Join Professor Susan Stewart of Princeton University and Bruce Boucher, Director of Sir John Soane’s Museum to explore the enduring appeal of ruins in Western thought in this free online talk.
Drawing from Stewart’s new book, The Ruins Lesson, examined alongside the powerful watercolours by William Pars in the Museum’s current exhibition, The Romance of Ruins, investigate just why centuries of westerners have found ruins so beguiling.
This talk runs as part of our programme around our exhibition, The Romance of Ruins: The Search for Ancient Ionia, 1764.
About Susan Stewart
Susan Stewart, the Avalon Foundation University Professor in the Humanities at Princeton University, is a poet, critic, and translator. A former MacArthur Fellow and Chancellor of the Academy of American poets, she is the author of six books of poems, including Columbarium, which won the National Book Critics Circle Award, and, most recently, Cinder: New and Selected Poems. Her many prose works include On Longing, Poetry and the Fate of the Senses, The Open Studio: Essays in Art and Aesthetics, The Poet’s Freedom, and The Ruins Lesson: Meaning and Material in Western Culture. She has received an Academy Award in Literature from the American Academy of Arts and Letters and the Berlin Prize of the American Academy in Berlin. In 2005 she was elected to the American Academy of Arts and Sciences. She will deliver the Clarendon Lectures at Oxford University in the Autumn of 2023.
About Bruce Boucher
Dr Bruce Boucher is an art historian and curator specialising in Renaissance and Baroque sculpture and architecture. He is professor emeritus at University College London, where he taught for over 20 years, and has published a number of books.

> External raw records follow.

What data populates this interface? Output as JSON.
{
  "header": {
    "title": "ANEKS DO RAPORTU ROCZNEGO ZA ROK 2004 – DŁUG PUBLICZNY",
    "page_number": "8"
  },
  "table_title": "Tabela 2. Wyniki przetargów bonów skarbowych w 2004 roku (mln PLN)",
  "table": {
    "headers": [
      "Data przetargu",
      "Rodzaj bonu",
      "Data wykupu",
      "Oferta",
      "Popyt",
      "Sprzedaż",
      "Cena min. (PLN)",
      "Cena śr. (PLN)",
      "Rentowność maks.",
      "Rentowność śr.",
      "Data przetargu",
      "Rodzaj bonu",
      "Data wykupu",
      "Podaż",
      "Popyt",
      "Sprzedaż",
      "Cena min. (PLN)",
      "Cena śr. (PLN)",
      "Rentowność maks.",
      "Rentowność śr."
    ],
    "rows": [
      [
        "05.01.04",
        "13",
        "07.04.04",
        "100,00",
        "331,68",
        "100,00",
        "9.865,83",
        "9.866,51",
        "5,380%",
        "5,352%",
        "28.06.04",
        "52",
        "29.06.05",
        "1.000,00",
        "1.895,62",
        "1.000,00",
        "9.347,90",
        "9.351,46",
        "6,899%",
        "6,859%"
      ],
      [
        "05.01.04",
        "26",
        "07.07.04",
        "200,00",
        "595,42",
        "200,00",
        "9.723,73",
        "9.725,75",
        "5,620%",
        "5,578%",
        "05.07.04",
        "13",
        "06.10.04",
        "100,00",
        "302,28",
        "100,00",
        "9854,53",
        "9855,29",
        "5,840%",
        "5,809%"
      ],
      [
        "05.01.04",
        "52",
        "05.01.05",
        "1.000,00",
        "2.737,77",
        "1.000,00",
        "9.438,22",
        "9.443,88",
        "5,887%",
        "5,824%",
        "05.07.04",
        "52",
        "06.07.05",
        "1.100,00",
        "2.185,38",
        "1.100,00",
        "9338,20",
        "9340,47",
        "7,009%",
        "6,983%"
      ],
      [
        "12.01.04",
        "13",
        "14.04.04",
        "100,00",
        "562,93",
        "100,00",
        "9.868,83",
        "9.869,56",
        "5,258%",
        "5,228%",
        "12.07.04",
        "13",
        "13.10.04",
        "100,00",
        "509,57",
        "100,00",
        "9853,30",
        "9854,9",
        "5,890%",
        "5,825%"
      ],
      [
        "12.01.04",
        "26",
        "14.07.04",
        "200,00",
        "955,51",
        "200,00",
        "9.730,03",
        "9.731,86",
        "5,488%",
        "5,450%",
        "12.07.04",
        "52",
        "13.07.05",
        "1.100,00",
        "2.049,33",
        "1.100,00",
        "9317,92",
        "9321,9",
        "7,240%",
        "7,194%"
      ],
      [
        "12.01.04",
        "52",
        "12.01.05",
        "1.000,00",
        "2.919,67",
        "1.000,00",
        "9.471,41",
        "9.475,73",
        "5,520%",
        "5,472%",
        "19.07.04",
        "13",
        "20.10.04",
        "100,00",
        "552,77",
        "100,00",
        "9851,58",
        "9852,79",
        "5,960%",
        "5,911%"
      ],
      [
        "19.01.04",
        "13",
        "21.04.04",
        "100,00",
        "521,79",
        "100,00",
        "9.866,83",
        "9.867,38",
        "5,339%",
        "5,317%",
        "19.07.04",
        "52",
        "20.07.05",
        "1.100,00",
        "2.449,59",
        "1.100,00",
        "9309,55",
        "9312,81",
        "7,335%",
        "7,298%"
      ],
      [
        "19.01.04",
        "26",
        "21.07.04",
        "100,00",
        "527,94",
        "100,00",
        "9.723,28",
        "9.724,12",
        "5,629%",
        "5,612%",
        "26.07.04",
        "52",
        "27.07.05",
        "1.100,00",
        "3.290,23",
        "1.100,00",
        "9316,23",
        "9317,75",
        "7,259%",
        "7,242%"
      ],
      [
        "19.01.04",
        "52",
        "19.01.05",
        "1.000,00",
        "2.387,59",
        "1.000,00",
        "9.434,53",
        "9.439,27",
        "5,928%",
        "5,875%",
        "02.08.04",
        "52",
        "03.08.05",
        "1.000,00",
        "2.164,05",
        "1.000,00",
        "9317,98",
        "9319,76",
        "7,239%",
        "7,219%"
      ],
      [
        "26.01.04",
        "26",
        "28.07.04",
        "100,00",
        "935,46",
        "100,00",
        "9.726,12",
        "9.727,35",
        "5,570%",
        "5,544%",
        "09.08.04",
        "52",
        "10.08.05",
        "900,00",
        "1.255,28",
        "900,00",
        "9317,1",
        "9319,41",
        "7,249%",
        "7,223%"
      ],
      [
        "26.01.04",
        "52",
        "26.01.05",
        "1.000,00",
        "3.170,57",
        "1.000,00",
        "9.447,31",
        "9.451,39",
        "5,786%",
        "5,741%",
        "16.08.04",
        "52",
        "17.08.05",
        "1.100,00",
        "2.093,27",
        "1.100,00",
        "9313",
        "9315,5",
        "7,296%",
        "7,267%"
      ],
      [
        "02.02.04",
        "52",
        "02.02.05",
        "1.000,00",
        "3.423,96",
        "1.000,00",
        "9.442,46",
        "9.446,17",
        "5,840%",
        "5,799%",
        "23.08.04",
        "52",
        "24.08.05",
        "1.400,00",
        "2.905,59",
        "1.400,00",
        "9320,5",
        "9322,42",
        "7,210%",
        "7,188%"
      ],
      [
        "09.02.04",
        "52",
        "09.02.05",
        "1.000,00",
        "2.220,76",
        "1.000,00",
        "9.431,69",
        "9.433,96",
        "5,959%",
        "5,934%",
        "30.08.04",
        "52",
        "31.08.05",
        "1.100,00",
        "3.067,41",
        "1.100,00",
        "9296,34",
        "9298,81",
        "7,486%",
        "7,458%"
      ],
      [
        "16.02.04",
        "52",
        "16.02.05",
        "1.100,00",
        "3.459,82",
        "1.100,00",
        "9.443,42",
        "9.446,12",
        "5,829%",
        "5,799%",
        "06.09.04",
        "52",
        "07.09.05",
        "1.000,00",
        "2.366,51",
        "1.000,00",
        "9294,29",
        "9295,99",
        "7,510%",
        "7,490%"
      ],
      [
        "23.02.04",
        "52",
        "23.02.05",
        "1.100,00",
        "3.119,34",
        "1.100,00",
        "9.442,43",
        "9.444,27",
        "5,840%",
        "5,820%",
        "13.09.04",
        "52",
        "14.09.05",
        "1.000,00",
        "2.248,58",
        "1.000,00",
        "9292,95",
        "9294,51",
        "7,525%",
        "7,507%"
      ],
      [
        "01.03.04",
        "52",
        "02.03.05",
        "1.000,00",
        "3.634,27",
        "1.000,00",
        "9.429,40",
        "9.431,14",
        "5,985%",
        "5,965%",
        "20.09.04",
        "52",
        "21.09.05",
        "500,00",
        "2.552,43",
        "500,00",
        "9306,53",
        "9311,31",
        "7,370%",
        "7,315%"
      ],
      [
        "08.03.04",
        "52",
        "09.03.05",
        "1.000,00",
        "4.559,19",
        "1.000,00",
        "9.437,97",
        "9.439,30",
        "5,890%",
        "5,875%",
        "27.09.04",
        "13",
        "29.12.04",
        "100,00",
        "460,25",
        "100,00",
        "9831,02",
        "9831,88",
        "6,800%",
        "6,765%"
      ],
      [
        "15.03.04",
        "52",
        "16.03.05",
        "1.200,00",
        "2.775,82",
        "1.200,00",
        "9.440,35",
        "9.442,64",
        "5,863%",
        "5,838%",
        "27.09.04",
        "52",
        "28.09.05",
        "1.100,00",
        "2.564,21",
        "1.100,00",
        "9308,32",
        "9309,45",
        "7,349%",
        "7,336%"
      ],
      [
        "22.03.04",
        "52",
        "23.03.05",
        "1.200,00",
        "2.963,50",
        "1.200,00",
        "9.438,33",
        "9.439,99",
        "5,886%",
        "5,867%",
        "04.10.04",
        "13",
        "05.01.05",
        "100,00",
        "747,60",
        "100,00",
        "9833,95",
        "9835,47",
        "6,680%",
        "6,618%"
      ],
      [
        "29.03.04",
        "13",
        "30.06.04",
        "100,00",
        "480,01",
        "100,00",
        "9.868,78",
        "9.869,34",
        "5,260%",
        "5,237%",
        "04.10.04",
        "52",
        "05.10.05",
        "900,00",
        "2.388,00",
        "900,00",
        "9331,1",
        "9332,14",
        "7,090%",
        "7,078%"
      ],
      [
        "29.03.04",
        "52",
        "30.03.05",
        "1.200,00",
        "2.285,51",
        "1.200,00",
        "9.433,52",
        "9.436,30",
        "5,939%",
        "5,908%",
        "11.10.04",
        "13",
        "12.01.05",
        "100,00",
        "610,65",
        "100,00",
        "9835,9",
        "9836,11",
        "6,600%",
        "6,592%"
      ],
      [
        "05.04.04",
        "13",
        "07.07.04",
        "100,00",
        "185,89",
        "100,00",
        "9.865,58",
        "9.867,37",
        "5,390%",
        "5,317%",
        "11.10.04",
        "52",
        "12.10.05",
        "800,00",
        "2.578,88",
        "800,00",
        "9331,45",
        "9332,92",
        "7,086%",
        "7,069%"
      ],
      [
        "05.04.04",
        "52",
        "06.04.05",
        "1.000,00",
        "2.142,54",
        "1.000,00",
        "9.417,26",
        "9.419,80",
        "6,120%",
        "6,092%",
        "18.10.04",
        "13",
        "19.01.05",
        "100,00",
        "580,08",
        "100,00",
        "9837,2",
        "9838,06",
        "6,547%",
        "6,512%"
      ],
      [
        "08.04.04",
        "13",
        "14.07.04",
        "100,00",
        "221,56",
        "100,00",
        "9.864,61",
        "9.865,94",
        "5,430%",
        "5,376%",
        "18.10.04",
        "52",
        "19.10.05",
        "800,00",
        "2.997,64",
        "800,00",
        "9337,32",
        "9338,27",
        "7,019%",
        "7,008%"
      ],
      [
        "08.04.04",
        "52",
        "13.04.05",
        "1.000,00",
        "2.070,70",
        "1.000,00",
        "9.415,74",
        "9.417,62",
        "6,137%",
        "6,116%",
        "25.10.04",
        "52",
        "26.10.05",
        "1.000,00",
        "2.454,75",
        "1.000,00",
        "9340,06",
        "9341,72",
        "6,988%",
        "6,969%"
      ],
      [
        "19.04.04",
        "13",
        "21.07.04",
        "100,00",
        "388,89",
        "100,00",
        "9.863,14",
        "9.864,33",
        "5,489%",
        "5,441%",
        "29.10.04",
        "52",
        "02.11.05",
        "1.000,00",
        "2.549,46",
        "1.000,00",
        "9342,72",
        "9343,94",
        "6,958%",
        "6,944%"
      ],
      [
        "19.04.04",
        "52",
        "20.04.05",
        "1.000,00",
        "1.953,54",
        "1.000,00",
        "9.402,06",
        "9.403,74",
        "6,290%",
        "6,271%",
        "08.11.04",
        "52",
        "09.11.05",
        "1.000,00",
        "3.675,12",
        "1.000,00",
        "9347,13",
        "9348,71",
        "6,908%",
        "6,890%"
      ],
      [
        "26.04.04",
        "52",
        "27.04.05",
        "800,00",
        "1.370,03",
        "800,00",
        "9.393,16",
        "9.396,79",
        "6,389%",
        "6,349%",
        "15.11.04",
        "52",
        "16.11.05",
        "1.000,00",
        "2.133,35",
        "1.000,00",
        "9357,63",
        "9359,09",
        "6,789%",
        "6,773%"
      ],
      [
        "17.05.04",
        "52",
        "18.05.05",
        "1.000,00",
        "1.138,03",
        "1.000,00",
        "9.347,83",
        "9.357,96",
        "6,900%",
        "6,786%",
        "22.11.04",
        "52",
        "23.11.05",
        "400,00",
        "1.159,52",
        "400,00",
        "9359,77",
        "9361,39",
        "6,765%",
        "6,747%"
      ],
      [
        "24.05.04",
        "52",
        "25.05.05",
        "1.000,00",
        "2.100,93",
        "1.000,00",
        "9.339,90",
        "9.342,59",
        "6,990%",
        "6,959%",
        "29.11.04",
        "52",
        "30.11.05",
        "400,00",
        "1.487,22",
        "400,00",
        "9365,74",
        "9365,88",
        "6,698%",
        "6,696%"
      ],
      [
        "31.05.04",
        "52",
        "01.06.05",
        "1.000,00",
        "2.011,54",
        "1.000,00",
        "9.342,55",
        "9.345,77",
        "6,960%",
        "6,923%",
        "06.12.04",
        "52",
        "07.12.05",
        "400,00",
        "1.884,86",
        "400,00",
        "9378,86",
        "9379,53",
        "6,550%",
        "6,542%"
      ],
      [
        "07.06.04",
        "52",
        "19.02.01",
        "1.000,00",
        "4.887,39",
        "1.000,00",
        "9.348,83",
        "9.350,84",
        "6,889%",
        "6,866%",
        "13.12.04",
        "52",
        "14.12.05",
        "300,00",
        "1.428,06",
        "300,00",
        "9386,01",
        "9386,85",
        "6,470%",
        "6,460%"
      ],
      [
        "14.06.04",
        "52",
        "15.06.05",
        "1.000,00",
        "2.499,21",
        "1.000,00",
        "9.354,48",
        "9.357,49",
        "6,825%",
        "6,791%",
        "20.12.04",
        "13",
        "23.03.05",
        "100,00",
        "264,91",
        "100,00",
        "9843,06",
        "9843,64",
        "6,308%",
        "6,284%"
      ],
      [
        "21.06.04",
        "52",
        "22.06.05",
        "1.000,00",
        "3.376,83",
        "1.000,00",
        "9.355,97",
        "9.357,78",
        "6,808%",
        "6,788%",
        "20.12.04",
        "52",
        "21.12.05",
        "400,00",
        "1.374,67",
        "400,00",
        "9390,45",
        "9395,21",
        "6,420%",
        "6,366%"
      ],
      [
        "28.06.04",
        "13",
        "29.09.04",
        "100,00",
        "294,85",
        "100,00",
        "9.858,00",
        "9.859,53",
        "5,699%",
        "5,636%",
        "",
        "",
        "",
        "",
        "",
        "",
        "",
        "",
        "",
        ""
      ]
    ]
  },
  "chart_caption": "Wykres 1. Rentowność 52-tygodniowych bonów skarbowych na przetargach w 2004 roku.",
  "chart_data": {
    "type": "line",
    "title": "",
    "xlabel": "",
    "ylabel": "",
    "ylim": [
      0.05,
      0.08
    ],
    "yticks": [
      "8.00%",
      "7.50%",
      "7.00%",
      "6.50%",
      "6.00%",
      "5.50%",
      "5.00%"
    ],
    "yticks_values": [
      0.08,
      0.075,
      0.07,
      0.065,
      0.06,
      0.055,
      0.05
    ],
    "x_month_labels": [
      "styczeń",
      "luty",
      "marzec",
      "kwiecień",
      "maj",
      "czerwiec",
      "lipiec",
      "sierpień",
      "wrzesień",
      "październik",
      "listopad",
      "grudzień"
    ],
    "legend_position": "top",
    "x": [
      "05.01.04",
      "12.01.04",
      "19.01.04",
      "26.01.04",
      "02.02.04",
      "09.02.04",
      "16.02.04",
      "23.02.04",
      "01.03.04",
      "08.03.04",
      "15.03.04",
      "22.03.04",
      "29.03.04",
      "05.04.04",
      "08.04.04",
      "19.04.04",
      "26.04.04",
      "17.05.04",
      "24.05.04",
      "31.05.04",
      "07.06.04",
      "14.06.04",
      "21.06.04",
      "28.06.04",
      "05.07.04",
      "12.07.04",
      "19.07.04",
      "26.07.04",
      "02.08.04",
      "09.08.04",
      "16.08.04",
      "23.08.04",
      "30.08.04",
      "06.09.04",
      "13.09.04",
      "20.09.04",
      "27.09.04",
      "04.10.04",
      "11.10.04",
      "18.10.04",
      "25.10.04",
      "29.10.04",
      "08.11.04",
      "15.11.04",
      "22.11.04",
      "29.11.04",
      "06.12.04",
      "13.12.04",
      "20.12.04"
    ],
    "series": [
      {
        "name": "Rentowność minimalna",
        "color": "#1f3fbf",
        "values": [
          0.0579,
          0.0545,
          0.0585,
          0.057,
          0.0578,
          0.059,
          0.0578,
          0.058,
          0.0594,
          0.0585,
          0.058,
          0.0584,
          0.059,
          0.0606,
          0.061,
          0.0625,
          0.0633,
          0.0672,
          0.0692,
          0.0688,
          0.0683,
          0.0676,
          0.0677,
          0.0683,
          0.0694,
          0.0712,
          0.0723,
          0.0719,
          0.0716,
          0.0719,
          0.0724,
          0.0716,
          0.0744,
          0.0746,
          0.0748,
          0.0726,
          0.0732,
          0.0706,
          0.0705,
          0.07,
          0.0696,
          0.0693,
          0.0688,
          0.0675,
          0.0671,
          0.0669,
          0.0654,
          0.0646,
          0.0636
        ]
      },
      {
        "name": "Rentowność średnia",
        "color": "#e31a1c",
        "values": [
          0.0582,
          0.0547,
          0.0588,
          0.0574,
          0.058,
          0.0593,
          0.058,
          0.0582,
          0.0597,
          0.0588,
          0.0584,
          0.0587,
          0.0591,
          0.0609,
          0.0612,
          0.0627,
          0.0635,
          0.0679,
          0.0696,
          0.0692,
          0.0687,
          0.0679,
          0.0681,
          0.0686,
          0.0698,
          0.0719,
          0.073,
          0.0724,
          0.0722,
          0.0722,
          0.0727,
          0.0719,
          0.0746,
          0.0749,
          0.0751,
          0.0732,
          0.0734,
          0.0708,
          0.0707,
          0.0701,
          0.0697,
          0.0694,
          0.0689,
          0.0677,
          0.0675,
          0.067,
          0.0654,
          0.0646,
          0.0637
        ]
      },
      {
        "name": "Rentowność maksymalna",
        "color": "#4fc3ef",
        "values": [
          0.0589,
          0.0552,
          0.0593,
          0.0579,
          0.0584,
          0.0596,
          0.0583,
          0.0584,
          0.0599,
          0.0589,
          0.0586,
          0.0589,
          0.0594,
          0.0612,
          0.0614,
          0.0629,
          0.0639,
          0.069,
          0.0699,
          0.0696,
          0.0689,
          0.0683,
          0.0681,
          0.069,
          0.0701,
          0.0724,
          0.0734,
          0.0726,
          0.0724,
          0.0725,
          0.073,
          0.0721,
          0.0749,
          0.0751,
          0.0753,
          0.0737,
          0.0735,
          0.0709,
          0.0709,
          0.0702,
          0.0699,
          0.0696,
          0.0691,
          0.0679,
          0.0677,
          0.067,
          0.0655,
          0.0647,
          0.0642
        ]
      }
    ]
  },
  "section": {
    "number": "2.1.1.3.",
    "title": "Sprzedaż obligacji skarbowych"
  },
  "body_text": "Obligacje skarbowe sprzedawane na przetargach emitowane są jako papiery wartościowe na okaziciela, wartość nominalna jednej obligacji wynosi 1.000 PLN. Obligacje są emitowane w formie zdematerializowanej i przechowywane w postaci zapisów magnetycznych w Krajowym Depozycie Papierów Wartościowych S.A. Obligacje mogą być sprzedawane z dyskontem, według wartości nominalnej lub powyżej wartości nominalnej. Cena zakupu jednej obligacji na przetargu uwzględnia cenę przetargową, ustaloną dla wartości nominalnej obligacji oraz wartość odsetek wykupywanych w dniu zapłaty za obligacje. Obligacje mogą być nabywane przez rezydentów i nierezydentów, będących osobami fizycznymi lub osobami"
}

Before joining the Soane, Bruce was Director of the Fralin Museum of Art at the University of Virginia, which followed a role as Curator and Head of European Sculpture, Decorative Arts, and Ancient Art at the Art Institute, Chicago. He is former President of the Board of the Center for Palladian Studies in America and currently a Fellow of the Society of Antiquaries. Bruce became Deborah Loeb Brice Director of the Soane in May 2016.